The forest warped and blurred as Niccola fled down its paths, deeper and deeper, until the pursuing footsteps of the royal guards finally gave up behind her. The sky had brightened to midday when she finally slowed. She was deeper in the forest than she'd ever been before, with only her own trail to follow back out to the living world. Niccola collapsed against the nearest tree and buried her face in her hands.

She'd made a terrible mistake.

She'd run to the sound of Isaiah's scream just in time to see him hauled away. The guards had spotted her. Shot at her. Missed—she could thank the density of the Talakova for that—but given chase, until her legs shook and her whole body threatened to give out from under her. She'd made a mistake. She'd told Isaiah the truth, but the truth had stopped making sense as she uttered it. As he picked it apart, driving question after question into her deepest insecurities. He didn't understand. Didn't know how it felt... there was no other explanation for his lack of will to throw off his parents' control.

Only there was, and she'd seen it herself, in person. She knew he was scared, and that they had so much more in common than she'd said in that moment: in feeling inadequate, judged by people close to them in some way or another. But Isaiah didn't believe he was right. Didn't trust his own decisions enough to take action on them, even when all the evidence was laid bare. Niccola had trusted herself completely... until this.

She couldn't betray her duty to her sister—the debt she owed for her negligence. To ask for Calisian help on that would have been a slap in the face of her attempts to command the throne: to show that she was just as capable a ruler as her parents had been, magic or none. To bring down the woman who had stolen her sister from her. Only in her self-sacrifice would Varna regret what they had lost after she showed them they didn't deserve her.
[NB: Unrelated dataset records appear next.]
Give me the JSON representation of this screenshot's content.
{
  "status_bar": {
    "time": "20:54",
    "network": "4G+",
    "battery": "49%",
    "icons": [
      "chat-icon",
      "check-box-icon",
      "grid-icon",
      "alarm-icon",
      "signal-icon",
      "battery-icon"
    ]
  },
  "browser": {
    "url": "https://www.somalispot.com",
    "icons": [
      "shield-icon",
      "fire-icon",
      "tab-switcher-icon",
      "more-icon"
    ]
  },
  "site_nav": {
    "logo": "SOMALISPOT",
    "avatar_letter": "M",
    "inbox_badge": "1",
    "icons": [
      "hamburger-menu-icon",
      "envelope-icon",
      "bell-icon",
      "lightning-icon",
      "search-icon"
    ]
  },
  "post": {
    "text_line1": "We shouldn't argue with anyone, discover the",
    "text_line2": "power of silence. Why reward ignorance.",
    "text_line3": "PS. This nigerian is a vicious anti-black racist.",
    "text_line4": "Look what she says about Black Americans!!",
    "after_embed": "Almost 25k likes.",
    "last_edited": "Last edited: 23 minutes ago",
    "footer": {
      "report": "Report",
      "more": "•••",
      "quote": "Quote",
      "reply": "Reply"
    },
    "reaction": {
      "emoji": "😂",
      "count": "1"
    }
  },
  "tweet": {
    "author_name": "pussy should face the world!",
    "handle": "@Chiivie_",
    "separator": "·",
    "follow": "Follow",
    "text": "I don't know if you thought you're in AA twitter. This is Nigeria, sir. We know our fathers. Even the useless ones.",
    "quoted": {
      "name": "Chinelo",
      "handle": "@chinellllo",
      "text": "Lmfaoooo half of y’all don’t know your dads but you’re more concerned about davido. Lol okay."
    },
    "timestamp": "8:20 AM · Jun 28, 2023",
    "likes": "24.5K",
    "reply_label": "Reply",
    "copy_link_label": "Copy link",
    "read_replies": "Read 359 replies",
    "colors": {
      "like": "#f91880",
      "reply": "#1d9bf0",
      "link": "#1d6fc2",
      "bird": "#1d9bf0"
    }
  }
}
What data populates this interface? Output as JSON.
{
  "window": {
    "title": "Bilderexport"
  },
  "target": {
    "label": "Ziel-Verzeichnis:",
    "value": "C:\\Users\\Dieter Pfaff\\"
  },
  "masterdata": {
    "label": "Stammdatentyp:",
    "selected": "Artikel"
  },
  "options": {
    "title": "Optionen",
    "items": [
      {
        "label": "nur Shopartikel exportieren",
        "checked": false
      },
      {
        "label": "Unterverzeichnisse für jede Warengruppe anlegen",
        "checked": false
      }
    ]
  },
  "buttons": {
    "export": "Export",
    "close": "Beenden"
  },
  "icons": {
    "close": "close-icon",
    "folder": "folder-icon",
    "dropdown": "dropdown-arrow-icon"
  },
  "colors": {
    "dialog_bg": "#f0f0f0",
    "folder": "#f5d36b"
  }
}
But she'd still hoped to have Isaiah's help at least a little longer. The time when she'd planned to strike out alone had come, and she suddenly didn't want to. She'd make any excuse to keep Isaiah at her side, but she'd blown that chance, done the right thing and still managed to break his trust, and now she didn't know what the right thing was anymore. She'd had good reasons for keeping her secrets. She hadn't known if he would prove different from his parents, in the end. But even that dug into her chest, reminding her of all the times he had. How much more willing he'd been to work with her at first than vice versa. She had just wanted to use him for her own means, and he'd suggested alliance instead.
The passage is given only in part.